4.54      Outcomes for patients diagnosed with prostate cancer vary considerably depending on place of residence and income. Patients in rural and regional areas have a 21% greater mortality than those in capital cities. Mortality is also related to income, with significantly higher mortality rates from prostate cancer among socially disadvantaged men.[46] These figures reinforce the need for improved services to be provided throughout Australia.

4.55      Health services in regional and remote Australia generally suffer from "...larger client capture areas, smaller populations, fewer general and specialist medical professionals per population, and fewer services".[47] While the provision of advanced hospital based services can only be addressed by improving patient transport and support services to ensure that they receive high quality treatment, local services providing education and awareness programs to encourage men to seek medical advice and better support services, post-diagnosis should be provided through regional hospitals, health centres or general practice.

4.56      The committee notes, and fully supports, the Commonwealth Government's support for a program to place specialist breast cancer nurses in health centres predominantly in rural and regional Australia. The program, developed in collaboration with the McGrath Foundation, is to provide:

...specially trained registered nurses...[to] provide vital information, care and practical and emotional support to women diagnosed with breast cancer, their families and carers.[48]

4.57      The Prostate Cancer Foundation has been providing scholarships to nurses undertaking training in the treatment and support of prostate cancer patients for some years but there is no program to appoint prostate cancer nurses nationwide. The committee is advised that PCFA is undertaking a study of the viability of such a program.

4.58      In view of the various factors discussed in this chapter; incidence, mortality, difficulties surrounding diagnosis and treatment, the psychological impact on patients and their families and regional variations in outcomes, it is clear that a similar need exists among prostate cancer sufferers and their families.
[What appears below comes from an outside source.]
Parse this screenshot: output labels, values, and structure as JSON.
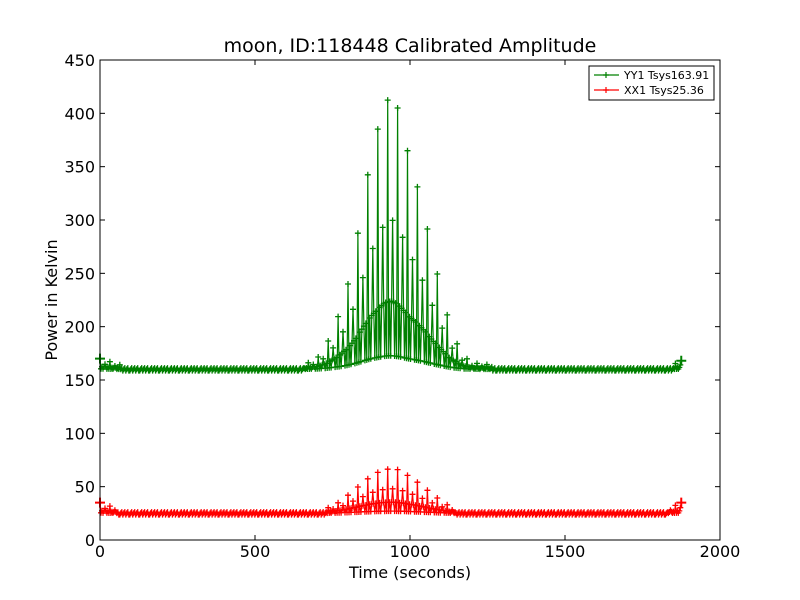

A program to appoint specialist prostate cancer nurses should be established.

The committee recommends that the Commonwealth Government expedite funding for the provision of specialist prostate cancer nurses, particularly in rural and regional Australia.

Non-cancerous diseases of the prostate

4.59      Benign prostate enlargement is a very common but not life-threatening condition. It is estimated to affect 25% of men in their 40s increasing to some 75% in their 70s. It can be little more than a source of discomfort but if left untreated may affect the functioning of the bladder and, in extreme cases, kidneys.[49] Various treatments are available, ranging from drug therapies to surgery depending on severity. Bacterial prostatitis is the result of infection and, again, can be treated with drugs or surgery depending on the severity of the condition.
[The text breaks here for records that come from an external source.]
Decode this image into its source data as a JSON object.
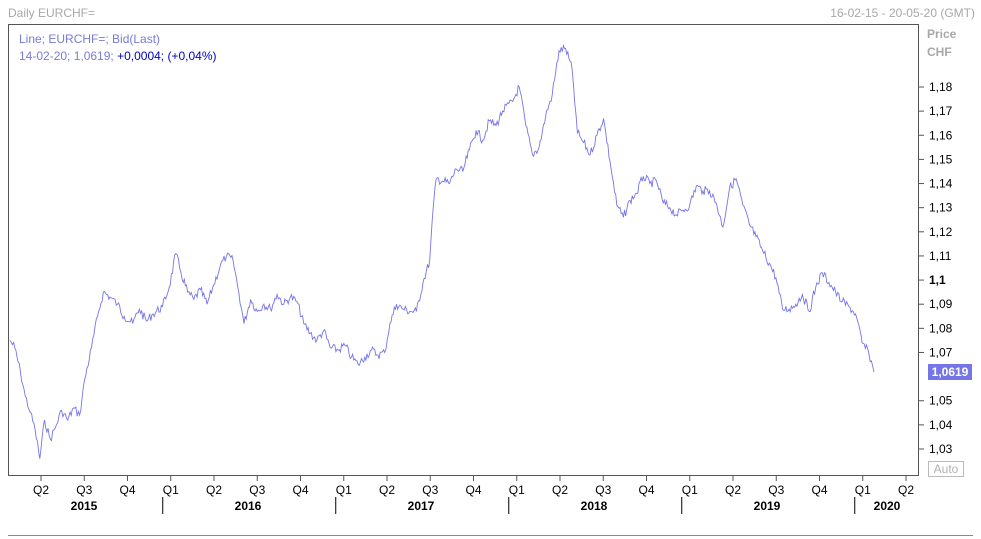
{
  "header": {
    "title": "Daily EURCHF=",
    "date_range": "16-02-15 - 20-05-20 (GMT)"
  },
  "legend": {
    "line1": "Line; EURCHF=; Bid(Last)",
    "line2_prefix": "14-02-20; 1,0619;",
    "line2_change": "+0,0004; (+0,04%)"
  },
  "price_axis": {
    "title": "Price",
    "unit": "CHF",
    "last_value": "1,0619",
    "auto_label": "Auto"
  },
  "colors": {
    "line": "#7575e8",
    "badge": "#7575e8",
    "change_text": "#0000c0",
    "frame": "#555555"
  },
  "chart_data": {
    "type": "line",
    "title": "Daily EURCHF=",
    "series": [
      {
        "name": "EURCHF="
      }
    ],
    "ylim": [
      1.02,
      1.205
    ],
    "y_ticks": [
      {
        "label": "1,03",
        "value": 1.03,
        "bold": false
      },
      {
        "label": "1,04",
        "value": 1.04,
        "bold": false
      },
      {
        "label": "1,05",
        "value": 1.05,
        "bold": false
      },
      {
        "label": "1,07",
        "value": 1.07,
        "bold": false
      },
      {
        "label": "1,08",
        "value": 1.08,
        "bold": false
      },
      {
        "label": "1,09",
        "value": 1.09,
        "bold": false
      },
      {
        "label": "1,1",
        "value": 1.1,
        "bold": true
      },
      {
        "label": "1,11",
        "value": 1.11,
        "bold": false
      },
      {
        "label": "1,12",
        "value": 1.12,
        "bold": false
      },
      {
        "label": "1,13",
        "value": 1.13,
        "bold": false
      },
      {
        "label": "1,14",
        "value": 1.14,
        "bold": false
      },
      {
        "label": "1,15",
        "value": 1.15,
        "bold": false
      },
      {
        "label": "1,16",
        "value": 1.16,
        "bold": false
      },
      {
        "label": "1,17",
        "value": 1.17,
        "bold": false
      },
      {
        "label": "1,18",
        "value": 1.18,
        "bold": false
      }
    ],
    "quarter_labels": [
      "Q2",
      "Q3",
      "Q4",
      "Q1",
      "Q2",
      "Q3",
      "Q4",
      "Q1",
      "Q2",
      "Q3",
      "Q4",
      "Q1",
      "Q2",
      "Q3",
      "Q4",
      "Q1",
      "Q2",
      "Q3",
      "Q4",
      "Q1",
      "Q2"
    ],
    "year_labels": [
      "2015",
      "2016",
      "2017",
      "2018",
      "2019",
      "2020"
    ],
    "x_range": [
      "2015-02-16",
      "2020-05-20"
    ],
    "points": [
      [
        "2015-02-16",
        1.075
      ],
      [
        "2015-02-26",
        1.072
      ],
      [
        "2015-03-10",
        1.062
      ],
      [
        "2015-03-20",
        1.052
      ],
      [
        "2015-03-31",
        1.045
      ],
      [
        "2015-04-10",
        1.038
      ],
      [
        "2015-04-20",
        1.026
      ],
      [
        "2015-04-30",
        1.042
      ],
      [
        "2015-05-12",
        1.034
      ],
      [
        "2015-05-25",
        1.04
      ],
      [
        "2015-06-05",
        1.046
      ],
      [
        "2015-06-18",
        1.042
      ],
      [
        "2015-06-30",
        1.047
      ],
      [
        "2015-07-13",
        1.044
      ],
      [
        "2015-07-24",
        1.059
      ],
      [
        "2015-08-07",
        1.072
      ],
      [
        "2015-08-20",
        1.085
      ],
      [
        "2015-09-01",
        1.095
      ],
      [
        "2015-09-15",
        1.093
      ],
      [
        "2015-10-01",
        1.09
      ],
      [
        "2015-10-15",
        1.085
      ],
      [
        "2015-11-02",
        1.082
      ],
      [
        "2015-11-16",
        1.088
      ],
      [
        "2015-12-01",
        1.083
      ],
      [
        "2015-12-15",
        1.086
      ],
      [
        "2016-01-04",
        1.089
      ],
      [
        "2016-01-18",
        1.097
      ],
      [
        "2016-02-01",
        1.111
      ],
      [
        "2016-02-12",
        1.103
      ],
      [
        "2016-02-26",
        1.095
      ],
      [
        "2016-03-10",
        1.092
      ],
      [
        "2016-03-24",
        1.096
      ],
      [
        "2016-04-07",
        1.09
      ],
      [
        "2016-04-21",
        1.098
      ],
      [
        "2016-05-05",
        1.106
      ],
      [
        "2016-05-18",
        1.11
      ],
      [
        "2016-06-01",
        1.108
      ],
      [
        "2016-06-13",
        1.095
      ],
      [
        "2016-06-24",
        1.082
      ],
      [
        "2016-07-08",
        1.092
      ],
      [
        "2016-07-22",
        1.087
      ],
      [
        "2016-08-05",
        1.09
      ],
      [
        "2016-08-19",
        1.088
      ],
      [
        "2016-09-02",
        1.094
      ],
      [
        "2016-09-16",
        1.09
      ],
      [
        "2016-09-30",
        1.093
      ],
      [
        "2016-10-14",
        1.091
      ],
      [
        "2016-10-28",
        1.082
      ],
      [
        "2016-11-11",
        1.078
      ],
      [
        "2016-11-25",
        1.075
      ],
      [
        "2016-12-09",
        1.079
      ],
      [
        "2016-12-23",
        1.072
      ],
      [
        "2017-01-09",
        1.071
      ],
      [
        "2017-01-23",
        1.073
      ],
      [
        "2017-02-06",
        1.068
      ],
      [
        "2017-02-20",
        1.065
      ],
      [
        "2017-03-06",
        1.068
      ],
      [
        "2017-03-20",
        1.071
      ],
      [
        "2017-04-03",
        1.069
      ],
      [
        "2017-04-17",
        1.07
      ],
      [
        "2017-04-28",
        1.082
      ],
      [
        "2017-05-12",
        1.09
      ],
      [
        "2017-05-26",
        1.088
      ],
      [
        "2017-06-09",
        1.087
      ],
      [
        "2017-06-23",
        1.087
      ],
      [
        "2017-07-07",
        1.099
      ],
      [
        "2017-07-21",
        1.108
      ],
      [
        "2017-07-28",
        1.129
      ],
      [
        "2017-08-04",
        1.142
      ],
      [
        "2017-08-18",
        1.141
      ],
      [
        "2017-09-01",
        1.14
      ],
      [
        "2017-09-15",
        1.146
      ],
      [
        "2017-09-29",
        1.145
      ],
      [
        "2017-10-13",
        1.154
      ],
      [
        "2017-10-27",
        1.162
      ],
      [
        "2017-11-10",
        1.158
      ],
      [
        "2017-11-24",
        1.166
      ],
      [
        "2017-12-08",
        1.164
      ],
      [
        "2017-12-22",
        1.17
      ],
      [
        "2018-01-12",
        1.174
      ],
      [
        "2018-01-26",
        1.18
      ],
      [
        "2018-02-09",
        1.164
      ],
      [
        "2018-02-23",
        1.152
      ],
      [
        "2018-03-09",
        1.155
      ],
      [
        "2018-03-23",
        1.168
      ],
      [
        "2018-04-06",
        1.177
      ],
      [
        "2018-04-20",
        1.195
      ],
      [
        "2018-05-04",
        1.196
      ],
      [
        "2018-05-18",
        1.187
      ],
      [
        "2018-05-29",
        1.161
      ],
      [
        "2018-06-11",
        1.157
      ],
      [
        "2018-06-25",
        1.152
      ],
      [
        "2018-07-09",
        1.16
      ],
      [
        "2018-07-23",
        1.167
      ],
      [
        "2018-08-06",
        1.149
      ],
      [
        "2018-08-20",
        1.131
      ],
      [
        "2018-09-03",
        1.126
      ],
      [
        "2018-09-17",
        1.133
      ],
      [
        "2018-10-01",
        1.136
      ],
      [
        "2018-10-15",
        1.143
      ],
      [
        "2018-10-29",
        1.14
      ],
      [
        "2018-11-12",
        1.141
      ],
      [
        "2018-11-26",
        1.132
      ],
      [
        "2018-12-10",
        1.13
      ],
      [
        "2018-12-24",
        1.127
      ],
      [
        "2019-01-07",
        1.129
      ],
      [
        "2019-01-21",
        1.131
      ],
      [
        "2019-02-04",
        1.139
      ],
      [
        "2019-02-18",
        1.137
      ],
      [
        "2019-03-04",
        1.137
      ],
      [
        "2019-03-18",
        1.132
      ],
      [
        "2019-04-01",
        1.122
      ],
      [
        "2019-04-15",
        1.138
      ],
      [
        "2019-04-29",
        1.142
      ],
      [
        "2019-05-13",
        1.131
      ],
      [
        "2019-05-27",
        1.123
      ],
      [
        "2019-06-10",
        1.118
      ],
      [
        "2019-06-24",
        1.112
      ],
      [
        "2019-07-08",
        1.107
      ],
      [
        "2019-07-22",
        1.101
      ],
      [
        "2019-08-05",
        1.088
      ],
      [
        "2019-08-19",
        1.088
      ],
      [
        "2019-09-02",
        1.09
      ],
      [
        "2019-09-16",
        1.094
      ],
      [
        "2019-09-30",
        1.087
      ],
      [
        "2019-10-14",
        1.097
      ],
      [
        "2019-10-28",
        1.103
      ],
      [
        "2019-11-11",
        1.099
      ],
      [
        "2019-11-25",
        1.095
      ],
      [
        "2019-12-09",
        1.091
      ],
      [
        "2019-12-23",
        1.089
      ],
      [
        "2020-01-06",
        1.086
      ],
      [
        "2020-01-20",
        1.074
      ],
      [
        "2020-02-03",
        1.07
      ],
      [
        "2020-02-14",
        1.0619
      ]
    ]
  }
}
4.60      Chronic prostatitis, non-bacterial inflammation of the prostate, is poorly understood in Australia, even by doctors and is certainly under-reported. Evidence to the committee suggests that "...awareness of the condition and its treatment is still poor, despite its prevalence and severity"[50] and affects between 10 and 20% of men in Australia.[51]

4.61      In extreme cases it can be the cause of severe pain and leave its sufferers leading 'lives of quiet desperation'. It may be a result of inflammation of the prostate or of muscle tension in the pelvic area and can be alleviated to some extent by anti-inflammatory drugs or physiotherapy.

4.62      All of these conditions are susceptible to treatment and benign prostate enlargement and bacterial prostatitis can become serious problems if left untreated. They are much more common than prostate cancer. However men may be discouraged from seeking medical advice when experiencing symptoms because of a fear of a cancer diagnosis. This emphasises the importance of greater awareness of the various diseases that may affect the prostate both among the general public and general practitioners and of encouraging men to seek medical advice at an early stage.

The committee wishes to thank all those who made submissions to this inquiry and participated in the committee's public hearings.